La scenografia, ideata in collaborazione con Adrien Chalgard, è essenziale ma di grande impatto. Lo spazio scenico si trasforma in un limbo etereo, grazie a un sapiente gioco di luci che mutano con il ritmo della musica e della danza. La luce è protagonista assoluta: ora calda e avvolgente, ora fredda e tagliente, crea un contrasto che richiama la dualità tra vita e morte. I colori dei costumi sono calibrati per evocare emozioni profonde: il blu gelido del lutto, il bianco immacolato della purezza, il rosso vivo del sacrificio. Questi elementi visivi diventano parte integrante della narrazione, amplificando la potenza della coreografia.

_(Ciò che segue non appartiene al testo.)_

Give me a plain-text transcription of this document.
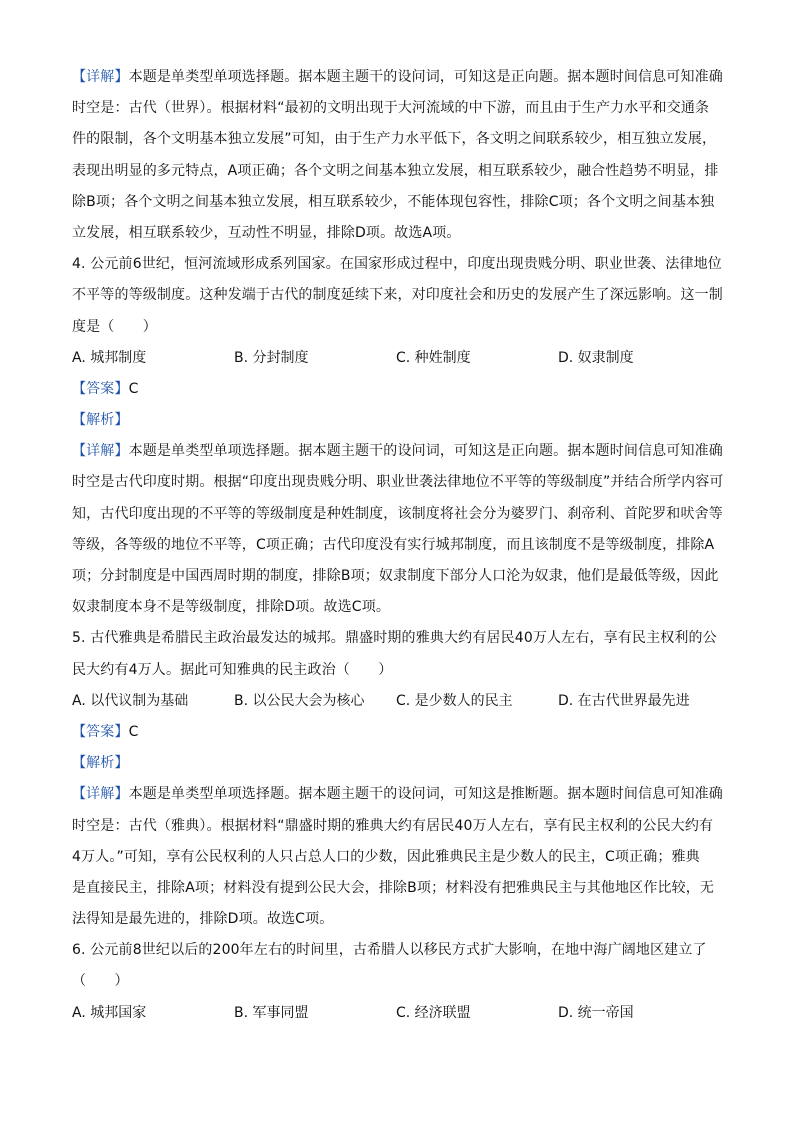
【详解】本题是单类型单项选择题。据本题主题干的设问词，可知这是正向题。据本题时间信息可知准确
时空是：古代（世界）。根据材料“最初的文明出现于大河流域的中下游，而且由于生产力水平和交通条
件的限制，各个文明基本独立发展”可知，由于生产力水平低下，各文明之间联系较少，相互独立发展，
表现出明显的多元特点，A项正确；各个文明之间基本独立发展，相互联系较少，融合性趋势不明显，排
除B项；各个文明之间基本独立发展，相互联系较少，不能体现包容性，排除C项；各个文明之间基本独
立发展，相互联系较少，互动性不明显，排除D项。故选A项。
4. 公元前6世纪，恒河流域形成系列国家。在国家形成过程中，印度出现贵贱分明、职业世袭、法律地位
不平等的等级制度。这种发端于古代的制度延续下来，对印度社会和历史的发展产生了深远影响。这一制
度是（　　）
A. 城邦制度	B. 分封制度	C. 种姓制度	D. 奴隶制度
【答案】C
【解析】
【详解】本题是单类型单项选择题。据本题主题干的设问词，可知这是正向题。据本题时间信息可知准确
时空是古代印度时期。根据“印度出现贵贱分明、职业世袭法律地位不平等的等级制度”并结合所学内容可
知，古代印度出现的不平等的等级制度是种姓制度，该制度将社会分为婆罗门、刹帝利、首陀罗和吠舍等
等级，各等级的地位不平等，C项正确；古代印度没有实行城邦制度，而且该制度不是等级制度，排除A
项；分封制度是中国西周时期的制度，排除B项；奴隶制度下部分人口沦为奴隶，他们是最低等级，因此
奴隶制度本身不是等级制度，排除D项。故选C项。
5. 古代雅典是希腊民主政治最发达的城邦。鼎盛时期的雅典大约有居民40万人左右，享有民主权利的公
民大约有4万人。据此可知雅典的民主政治（　　）
A. 以代议制为基础	B. 以公民大会为核心	C. 是少数人的民主	D. 在古代世界最先进
【答案】C
【解析】
【详解】本题是单类型单项选择题。据本题主题干的设问词，可知这是推断题。据本题时间信息可知准确
时空是：古代（雅典）。根据材料“鼎盛时期的雅典大约有居民40万人左右，享有民主权利的公民大约有
4万人。”可知，享有公民权利的人只占总人口的少数，因此雅典民主是少数人的民主，C项正确；雅典
是直接民主，排除A项；材料没有提到公民大会，排除B项；材料没有把雅典民主与其他地区作比较，无
法得知是最先进的，排除D项。故选C项。
6. 公元前8世纪以后的200年左右的时间里，古希腊人以移民方式扩大影响，在地中海广阔地区建立了
（　　）
A. 城邦国家	B. 军事同盟	C. 经济联盟	D. 统一帝国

Requiem(s) non è stata solo un’esperienza artistica: è stato un viaggio emotivo, sensoriale, intellettuale. Angelin Preljocaj è riuscito a trasformare il palco in un luogo di meditazione collettiva, dove il pubblico era chiamato non solo a osservare, ma a sentire, a ricordare, a immaginare. Requiem(s) è un inno alla fragilità umana e alla sua straordinaria capacità di resistere anche davanti all’abisso. Preljocaj ha offerto al pubblico non solo un requiem per i morti, ma una celebrazione della vita in tutte le sue sfumature: dalla disperazione più profonda alla speranza più luminosa: un’opera che, come la vita, si muove tra cadute e ascensioni, tra silenzio e canto, tra ombra e luce, in cerca di un senso in un mondo in cui il sacro sembra aver perso il suo potere unificante. Preljocaj non dà risposte, ma offre uno spazio di riflessione, un momento per fermarsi e confrontarsi con l’inevitabile.